The manufacture of hydrogen from methanol using a methanol reforming catalyst alone or in conjunction with a hydrogen-generating shift reactor is known in the art. Representative references disclosing this and similar processes include U.S. Pat. No. 4,175,115 to Ball et al; U.S. Pat. No. 4,316,880 to Jockel et al; U.S. Pat. No. 4,780,300 to Yokoyama; and U.S. Pat. No. 6,171,574 to Juda, each of which is hereby incorporated herein by reference.
The manufacture of acetic acid from carbon monoxide and methanol using a carbonylation catalyst is well known in the art, as demonstrated by representative references disclosing this and other similar processes including U.S. Pat. No. 1,961,736 to Carlin et al; U.S. Pat. No. 3,769,329 to Paulik et al; U.S. Pat. No. 5,155,261 to Marston et al; U.S. Pat. No. 5,672,743 to Garland et al; U.S. Pat. No. 5,728,871 to Joensen et al; U.S. Pat. No. 5,817,869 to Hinnenkamp et al; U.S. Pat. Nos. 5,877,347 and 5,877,348 to Ditzel et al; U.S. Pat. No. 5,883,289 to Denis et al; and U.S. Pat. No. 5,883,295 to Sunley et al, each of which is hereby incorporated by reference herein.

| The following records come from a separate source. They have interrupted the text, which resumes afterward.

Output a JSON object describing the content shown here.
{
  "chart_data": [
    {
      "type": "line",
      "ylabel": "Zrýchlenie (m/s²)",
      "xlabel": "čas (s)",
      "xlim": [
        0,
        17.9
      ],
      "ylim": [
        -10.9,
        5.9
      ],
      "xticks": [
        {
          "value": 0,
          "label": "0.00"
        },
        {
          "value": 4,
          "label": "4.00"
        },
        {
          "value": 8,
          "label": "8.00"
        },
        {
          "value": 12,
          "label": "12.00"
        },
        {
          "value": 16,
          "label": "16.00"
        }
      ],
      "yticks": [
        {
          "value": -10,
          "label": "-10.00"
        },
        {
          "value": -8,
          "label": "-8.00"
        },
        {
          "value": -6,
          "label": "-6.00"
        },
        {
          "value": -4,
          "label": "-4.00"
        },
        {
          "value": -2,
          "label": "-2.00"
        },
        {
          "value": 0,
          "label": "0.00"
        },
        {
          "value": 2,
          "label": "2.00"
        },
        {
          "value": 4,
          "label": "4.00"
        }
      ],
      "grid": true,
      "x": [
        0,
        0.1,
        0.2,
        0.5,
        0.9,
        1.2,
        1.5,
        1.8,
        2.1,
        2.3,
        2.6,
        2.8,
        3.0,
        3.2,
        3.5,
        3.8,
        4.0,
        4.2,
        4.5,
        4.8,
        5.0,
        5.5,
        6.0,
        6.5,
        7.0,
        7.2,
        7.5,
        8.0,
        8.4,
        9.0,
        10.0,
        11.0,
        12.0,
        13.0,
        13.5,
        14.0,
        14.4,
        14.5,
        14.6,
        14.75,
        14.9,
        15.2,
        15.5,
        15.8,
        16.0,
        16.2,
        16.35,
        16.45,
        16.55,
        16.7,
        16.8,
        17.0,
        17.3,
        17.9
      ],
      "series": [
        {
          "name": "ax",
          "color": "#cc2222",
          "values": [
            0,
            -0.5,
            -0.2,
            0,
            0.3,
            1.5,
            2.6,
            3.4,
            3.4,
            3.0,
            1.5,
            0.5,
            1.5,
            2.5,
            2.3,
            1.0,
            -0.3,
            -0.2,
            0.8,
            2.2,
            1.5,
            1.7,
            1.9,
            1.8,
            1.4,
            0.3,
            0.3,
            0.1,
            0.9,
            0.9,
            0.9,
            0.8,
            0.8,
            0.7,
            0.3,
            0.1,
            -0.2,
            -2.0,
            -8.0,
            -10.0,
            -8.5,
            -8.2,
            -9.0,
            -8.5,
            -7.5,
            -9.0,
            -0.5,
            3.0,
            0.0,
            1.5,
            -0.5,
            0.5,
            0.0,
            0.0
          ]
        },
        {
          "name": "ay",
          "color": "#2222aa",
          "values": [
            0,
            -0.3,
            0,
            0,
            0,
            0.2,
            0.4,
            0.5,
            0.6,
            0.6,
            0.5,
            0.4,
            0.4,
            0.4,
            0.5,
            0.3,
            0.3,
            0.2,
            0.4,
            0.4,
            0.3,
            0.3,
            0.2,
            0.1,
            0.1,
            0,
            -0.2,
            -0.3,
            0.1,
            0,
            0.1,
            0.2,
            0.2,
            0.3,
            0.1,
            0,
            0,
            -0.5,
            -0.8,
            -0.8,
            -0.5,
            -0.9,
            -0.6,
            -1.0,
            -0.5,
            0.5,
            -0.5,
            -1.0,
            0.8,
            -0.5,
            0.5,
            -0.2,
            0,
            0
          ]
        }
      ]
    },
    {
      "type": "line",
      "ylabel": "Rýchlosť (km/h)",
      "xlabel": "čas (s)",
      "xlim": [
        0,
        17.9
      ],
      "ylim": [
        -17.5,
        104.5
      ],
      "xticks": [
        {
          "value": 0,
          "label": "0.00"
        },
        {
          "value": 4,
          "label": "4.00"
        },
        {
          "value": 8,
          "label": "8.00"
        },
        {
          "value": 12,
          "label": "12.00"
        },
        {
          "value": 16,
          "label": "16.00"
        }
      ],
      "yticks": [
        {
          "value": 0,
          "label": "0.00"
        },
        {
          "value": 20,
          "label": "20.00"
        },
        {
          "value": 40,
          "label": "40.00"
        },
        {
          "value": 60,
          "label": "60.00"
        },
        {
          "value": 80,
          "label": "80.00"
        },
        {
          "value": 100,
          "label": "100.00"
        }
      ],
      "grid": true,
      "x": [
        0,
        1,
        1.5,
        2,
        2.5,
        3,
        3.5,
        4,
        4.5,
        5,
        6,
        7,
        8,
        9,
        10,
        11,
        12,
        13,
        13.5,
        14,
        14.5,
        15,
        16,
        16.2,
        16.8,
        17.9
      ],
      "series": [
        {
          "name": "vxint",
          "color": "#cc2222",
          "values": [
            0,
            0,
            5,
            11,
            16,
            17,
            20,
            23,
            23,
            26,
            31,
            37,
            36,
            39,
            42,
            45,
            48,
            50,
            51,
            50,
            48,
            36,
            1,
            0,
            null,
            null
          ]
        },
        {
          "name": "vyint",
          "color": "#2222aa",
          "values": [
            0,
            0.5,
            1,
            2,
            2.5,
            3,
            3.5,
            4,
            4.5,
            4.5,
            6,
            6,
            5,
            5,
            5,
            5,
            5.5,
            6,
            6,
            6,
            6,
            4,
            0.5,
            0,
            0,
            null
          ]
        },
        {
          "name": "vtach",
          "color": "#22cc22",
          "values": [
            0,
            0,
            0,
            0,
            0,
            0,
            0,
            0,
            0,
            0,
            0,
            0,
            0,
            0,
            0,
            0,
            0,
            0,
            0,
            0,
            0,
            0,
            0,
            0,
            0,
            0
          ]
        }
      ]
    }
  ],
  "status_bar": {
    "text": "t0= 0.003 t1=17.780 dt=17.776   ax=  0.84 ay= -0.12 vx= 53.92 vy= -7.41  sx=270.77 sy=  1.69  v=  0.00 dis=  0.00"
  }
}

The primary raw materials for vinyl acetate monomer (VAM) manufacture are ethylene, acetic acid and oxygen. Carbon dioxide is produced as an undesirable byproduct in the reaction and must be removed from the recycled ethylene. A significant expense of new production capacity for syngas, methanol, acetic acid and acetic acid derivatives such as VAM, is the capital cost of the necessary equipment. Other significant expenses include the operating costs, including the cost of raw materials. It would be desirable if these capital and operating costs could be reduced.
As far as applicant is aware, there is no disclosure in the prior art for supplying a methanol feedstock to a partial oxidation reactor to produce hydrogen and carbon monoxide for the synthesis of acetic acid. Further, as far as applicant is aware, there is no disclosure in the prior art for modifying existing methanol plants having partial oxidation reactors to reform a lower alcohol, e.g. methanol, in the presence of carbon dioxide, oxygen, steam or a combination thereof.